Western Civilization (my add in italics) understood that its moral foundations had been laid in Jerusalem; its philosophical ones in Athens; its legal ones in Rome. It treated with reverence concepts of reason and revelation, freedom and responsibility, whose contradictions it learned to harmonize and harness over time. It believed in the excellence of its music and literature, and in the superiority of its political ideals. It was not ashamed of its prosperity. If it was arrogant and sinful, as all civilizations are, it also had a tradition of remorse and doubt to temper its edges and broaden its horizons.
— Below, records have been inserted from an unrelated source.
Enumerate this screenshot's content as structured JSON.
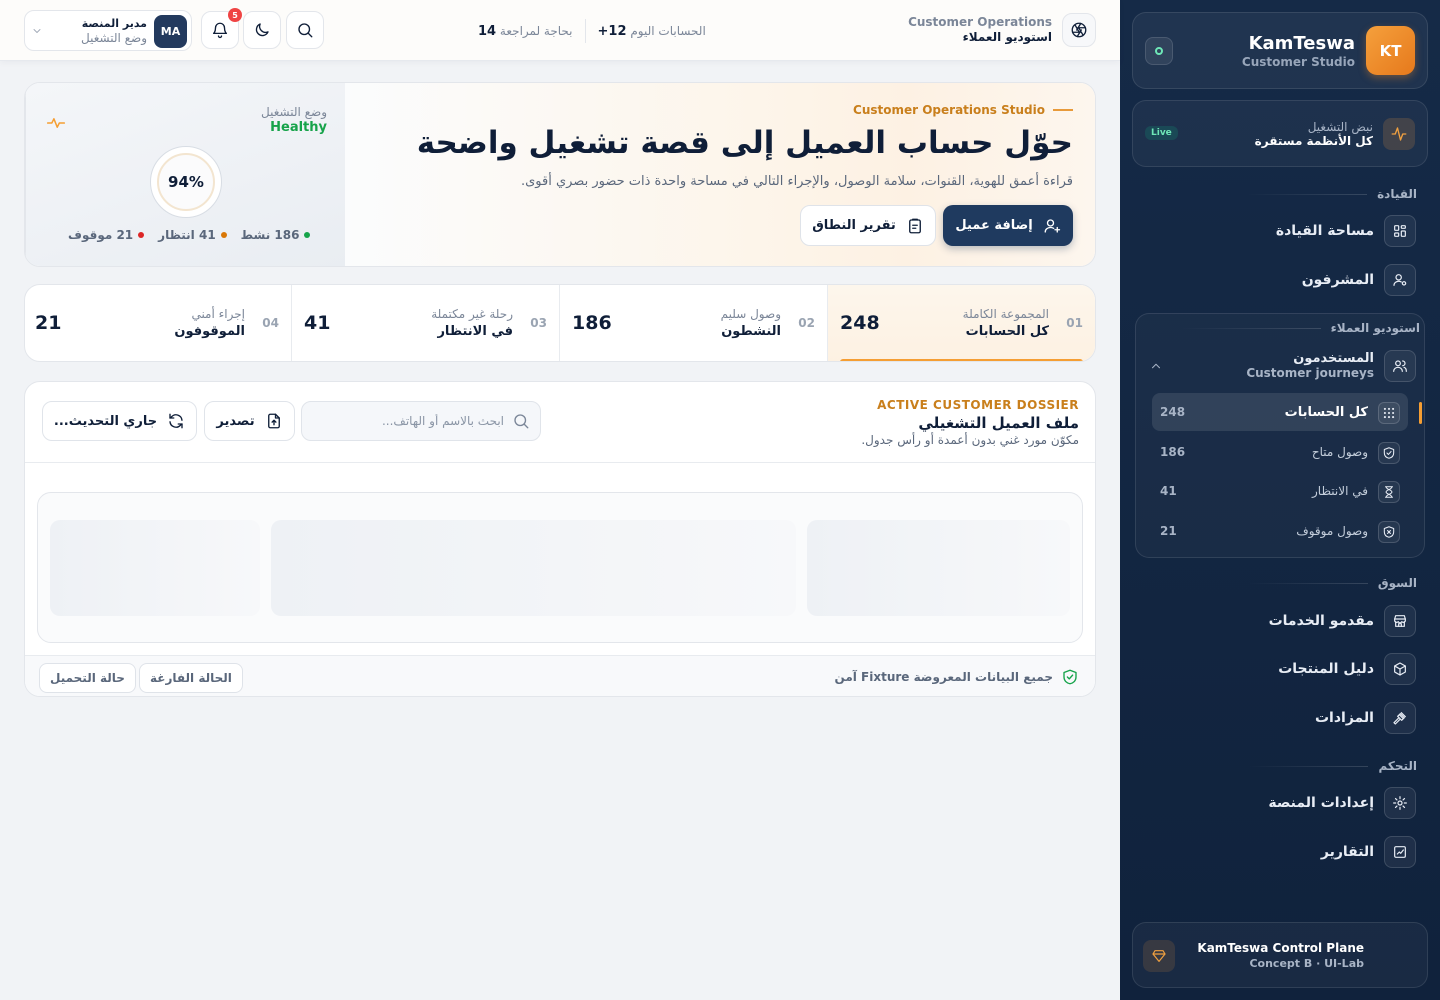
{
  "sidebar": {
    "brand": {
      "logo": "KT",
      "name": "KamTeswa",
      "subtitle": "Customer Studio"
    },
    "pulse": {
      "title": "نبض التشغيل",
      "subtitle": "كل الأنظمة مستقرة",
      "badge": "Live"
    },
    "sections": {
      "leadership": "القيادة",
      "studio": "استوديو العملاء",
      "market": "السوق",
      "control": "التحكم"
    },
    "nav": {
      "command_space": "مساحة القيادة",
      "supervisors": "المشرفون",
      "providers": "مقدمو الخدمات",
      "catalog": "دليل المنتجات",
      "auctions": "المزادات",
      "settings": "إعدادات المنصة",
      "reports": "التقارير"
    },
    "users": {
      "title": "المستخدمون",
      "subtitle": "Customer journeys"
    },
    "sub_items": [
      {
        "label": "كل الحسابات",
        "count": "248"
      },
      {
        "label": "وصول متاح",
        "count": "186"
      },
      {
        "label": "في الانتظار",
        "count": "41"
      },
      {
        "label": "وصول موقوف",
        "count": "21"
      }
    ],
    "footer": {
      "title": "KamTeswa Control Plane",
      "subtitle": "Concept B · UI-Lab"
    }
  },
  "topbar": {
    "title": "Customer Operations",
    "subtitle": "استوديو العملاء",
    "stats": {
      "today_label": "الحسابات اليوم",
      "today_value": "+12",
      "review_label": "بحاجة لمراجعة",
      "review_value": "14"
    },
    "notifications_count": "5",
    "profile": {
      "initials": "MA",
      "name": "مدير المنصة",
      "role": "وضع التشغيل"
    }
  },
  "hero": {
    "eyebrow": "Customer Operations Studio",
    "heading": "حوّل حساب العميل إلى قصة تشغيل واضحة",
    "description": "قراءة أعمق للهوية، القنوات، سلامة الوصول، والإجراء التالي في مساحة واحدة ذات حضور بصري أقوى.",
    "primary_button": "إضافة عميل",
    "secondary_button": "تقرير النطاق",
    "ops": {
      "label": "وضع التشغيل",
      "value": "Healthy",
      "gauge": "94%",
      "legend": [
        {
          "text": "186 نشط",
          "color": "#16a34a"
        },
        {
          "text": "41 انتظار",
          "color": "#d97706"
        },
        {
          "text": "21 موقوف",
          "color": "#dc2626"
        }
      ]
    }
  },
  "tabs": [
    {
      "num": "01",
      "small": "المجموعة الكاملة",
      "label": "كل الحسابات",
      "count": "248",
      "active": true
    },
    {
      "num": "02",
      "small": "وصول سليم",
      "label": "النشطون",
      "count": "186",
      "active": false
    },
    {
      "num": "03",
      "small": "رحلة غير مكتملة",
      "label": "في الانتظار",
      "count": "41",
      "active": false
    },
    {
      "num": "04",
      "small": "إجراء أمني",
      "label": "الموقوفون",
      "count": "21",
      "active": false
    }
  ],
  "dossier": {
    "eyebrow": "ACTIVE CUSTOMER DOSSIER",
    "title": "ملف العميل التشغيلي",
    "subtitle": "مكوّن مورد غني بدون أعمدة أو رأس جدول.",
    "search_placeholder": "ابحث بالاسم أو الهاتف...",
    "export_label": "تصدير",
    "refresh_label": "جاري التحديث...",
    "footer_text": "جميع البيانات المعروضة Fixture آمن",
    "empty_state": "الحالة الفارغة",
    "loading_state": "حالة التحميل"
  }
}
It cultivated the virtue of skepticism while avoiding the temptation of cynicism.

Personally, I am very interested in what happens to the Department of Labor ruling on retirement savings.  It strikes me as weird that the Department of Labor would stick it’s nose into finance.  It also strikes me as weird that we have to have a 1000 page edict to make sure people treat other people ethically.  The folks at Riskalyze have blogged extensively about the DOL law.  Trump has indicated that his administration would look at it.  Today in the WSJ, liberal Jason Furman passionately defends it.  Here is a quote that I want you to ponder:

Because the tax code subsidizes retirement savings, the government has an important role to play in ensuring their safety and security.

The individual, and corporate tax code in the US is totally screwed up.  It creates all kinds of economic incentives that are not optimal for efficiency.  We need to fix it with an eye on efficient economic outcomes, not lobbied outcomes.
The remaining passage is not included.